MANY US school leaders believe that the nation’s worst-ever staffing crisis is now inevitable.

About 200,000 teachers will have to be recruited annually over the next decade to compensate for rising student enrolments and a sharp increase in teacher retirements.

Some analysts doubt whether that is possible, especially as states such as Massachusetts have had to introduce “signing-on bonuses”.

But Richard Ingersoll, of the University of Georgia, believes that states should be thinking about teacher retention as well as supply.

“There is no point in recruiting hundreds of thousands of teachers if they leave a few years later,” he told the AERA conference. “What the data suggest is that we have a revolving door.”

Ingersoll’s research shows that teacher turnover is running at 13.2 per cent a year - compared with 11 per cent for the general economy. Predictably, public scools in poor urban districts have a higher turnover (15.2 per cent) than those in better-off areas (10.5 per cent).

But his research - based on US Department Education statistics - also produced a surprise. Private schools’ turnover (18.9 per cent) was far higher than public schools’ (12.4 per cent).
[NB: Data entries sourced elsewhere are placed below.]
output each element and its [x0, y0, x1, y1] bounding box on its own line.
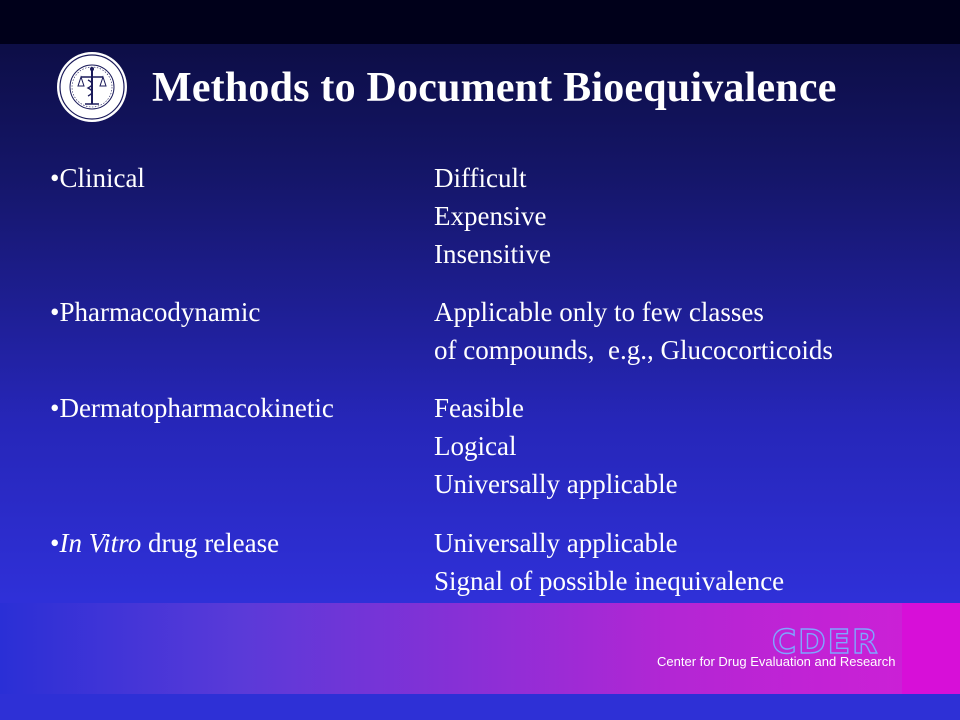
note-line: Insensitive: [434, 239, 551, 269]
bullet: •: [50, 297, 60, 327]
method-dermatopharmacokinetic-notes: [434, 389, 678, 503]
method-term: Dermatopharmacokinetic: [59, 393, 334, 423]
note-line: Universally applicable: [434, 528, 678, 558]
cder-logo: CDER: [772, 622, 880, 661]
method-in-vitro-release-notes: [434, 524, 784, 600]
method-in-vitro-release: [50, 524, 279, 562]
method-term: Pharmacodynamic: [59, 297, 261, 327]
note-line: Expensive: [434, 201, 547, 231]
method-term: Clinical: [59, 163, 145, 193]
slide-title: Methods to Document Bioequivalence: [152, 65, 837, 111]
method-pharmacodynamic: [50, 293, 260, 331]
note-line: Feasible: [434, 393, 524, 423]
method-term: drug release: [141, 528, 280, 558]
fda-seal-icon: [55, 50, 129, 124]
footer-accent: [902, 603, 960, 694]
bullet: •: [50, 393, 60, 423]
note-line: Universally applicable: [434, 469, 678, 499]
top-dark-band: [0, 0, 960, 44]
method-pharmacodynamic-notes: [434, 293, 833, 369]
method-dermatopharmacokinetic: [50, 389, 334, 427]
bullet: •: [50, 528, 60, 558]
method-clinical-notes: [434, 159, 551, 273]
bullet: •: [50, 163, 60, 193]
note-line: Signal of possible inequivalence: [434, 566, 785, 596]
bottom-strip: [0, 694, 960, 720]
note-line: Applicable only to few classes: [434, 297, 764, 327]
cder-subtitle: Center for Drug Evaluation and Research: [657, 654, 896, 669]
note-line: Logical: [434, 431, 517, 461]
method-term-italic: In Vitro: [59, 528, 142, 558]
note-line: Difficult: [434, 163, 527, 193]
note-line: of compounds, e.g., Glucocorticoids: [434, 335, 833, 365]
method-clinical: [50, 159, 145, 197]
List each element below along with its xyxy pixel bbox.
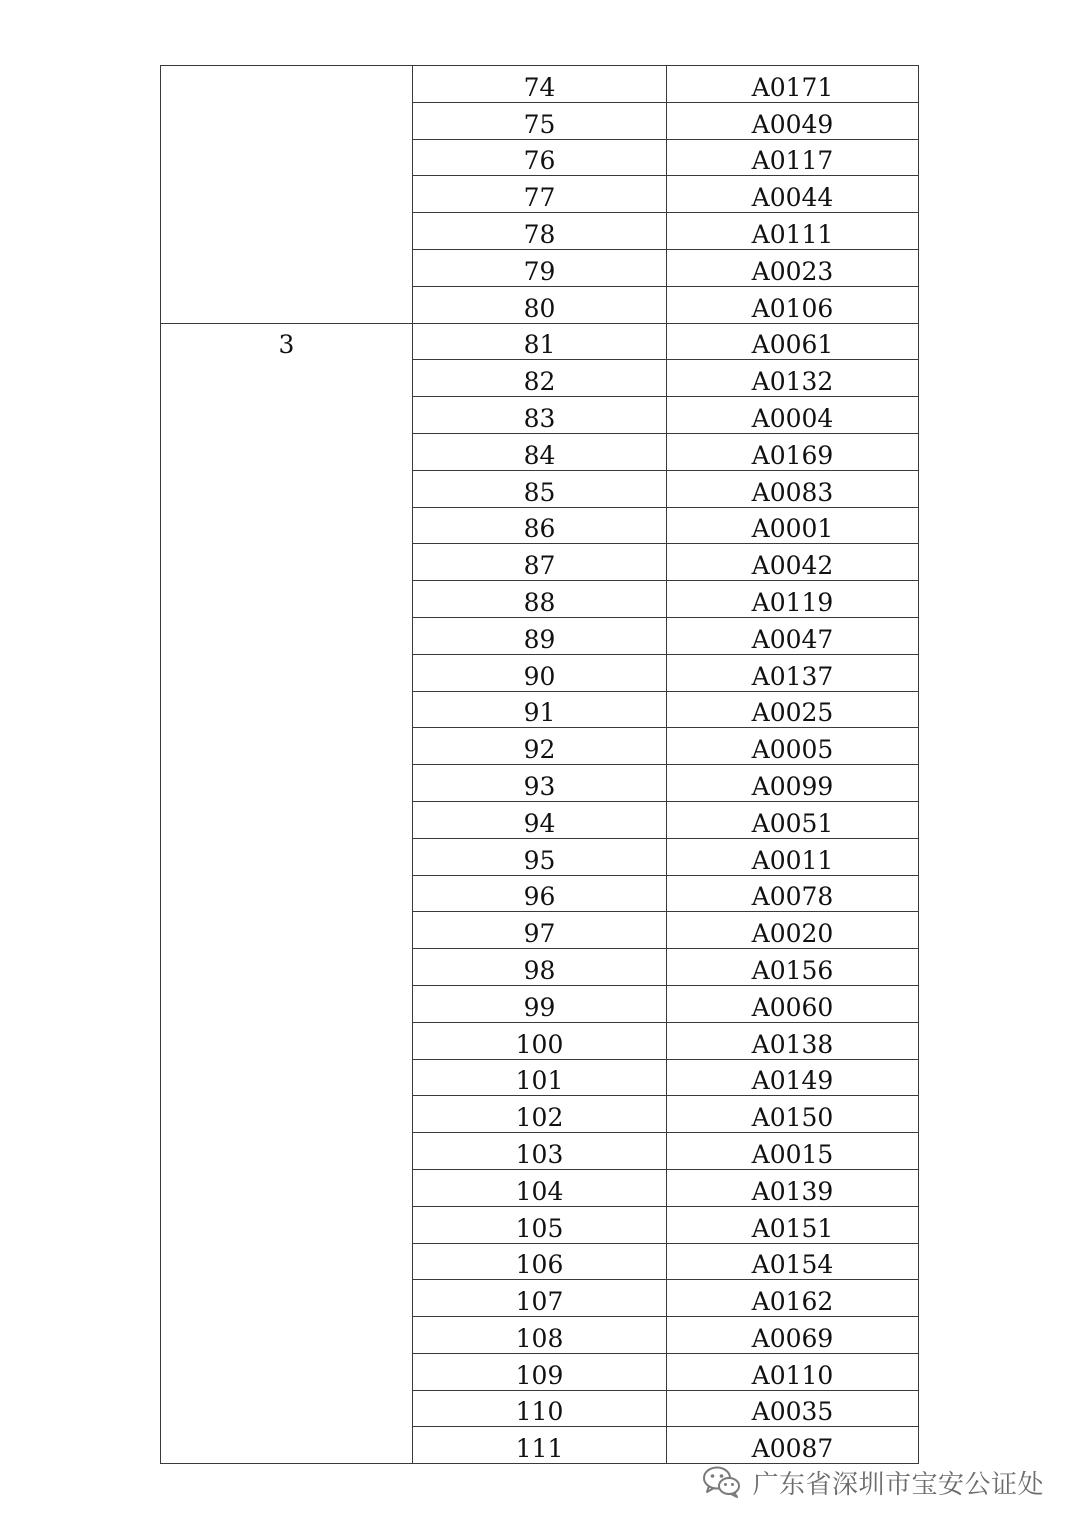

Small private schools had the highest rate of all (22.8 per cent).

In small private schools, inadequate pay was the main source of unhappiness (76 per cent of dissatisfied leavers mentioned salary). But teachers in disadvantaged public schools were unhappy about various issues: salary (31 per cent), administrative support (23 per cent), student discipline (28 per cent) and unsafe environments (15 per cent).

However, Ingersoll does not believe that his statistics are depressing. “If we want to improve retention rates we need to look at the way schools are managed and run. But they are not problems beyond our reach.”